Perhaps most uncanny news surrounding McMahon in the past month, however? Police officers and firemen in Detroit, Michigan suing him via class action, as first reported by Sportico.
So, what in the world do these two opposing parties have to do with one another?
Well, as noted by Detroit Fox TV affiliate WJBK, the pension board for city police officers and firefighters invested $100,000 from its fund into the WWE, making it one of many shareholders in the company.

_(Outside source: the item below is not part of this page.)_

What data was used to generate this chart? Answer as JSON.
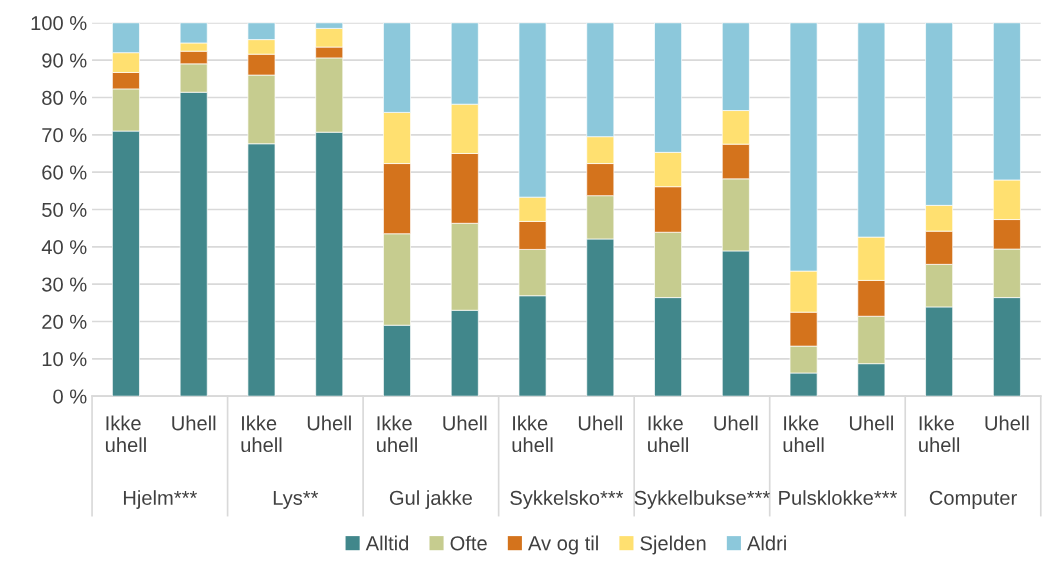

Like so many others, board members are upset about McMahon’s surprise return as Executive Chairman after previously stepping aside and retiring over a hush money scandal regarding multiple alleged extramarital affairs.
“What I want Vince McMahon to do is for Vince McMahon to leave the company,” Councilman Coleman Young said via WJBK. A member of Detroit’s Police and Fire Retirement System board, Young said that investing retirement fund money into the WWE is “absolutely” a good decision as it’s an impressive company, but quite simply, “I think the problem is the behavior of Vince McMahon.”
In the class action suit, Detroit’s pension board contends that McMahon — WWE’s majority shareholder for decades — left the company in July of last year after he allegedly paid $12 million in secret settlements to accusers dating back to 2006, and that he used his controlling shareholder interest to fire board members and change bylaws to regain control of the company.
“I personally think that any time you hear the words sexual assault and rape, you need to stop what you’re doing and disassociate yourself from that person in your company,” Young said, additionally expressing concern over loose talk about a possible WWE sale to the Saudi Public Investment Fund or even an unforeseeable but nonetheless rumored merger attempt by wrestling rival AEW. (For the record, Vince McMahon is facing no criminal charge of sexual assault and there is no evidence that such a related criminal investigation is ongoing.)
In any event, we’ve gone from “You’re fired!” to “I’m sued!”
Where to next?
Expect more news to trickle in as this pro wrestling saga rolls on into 2023.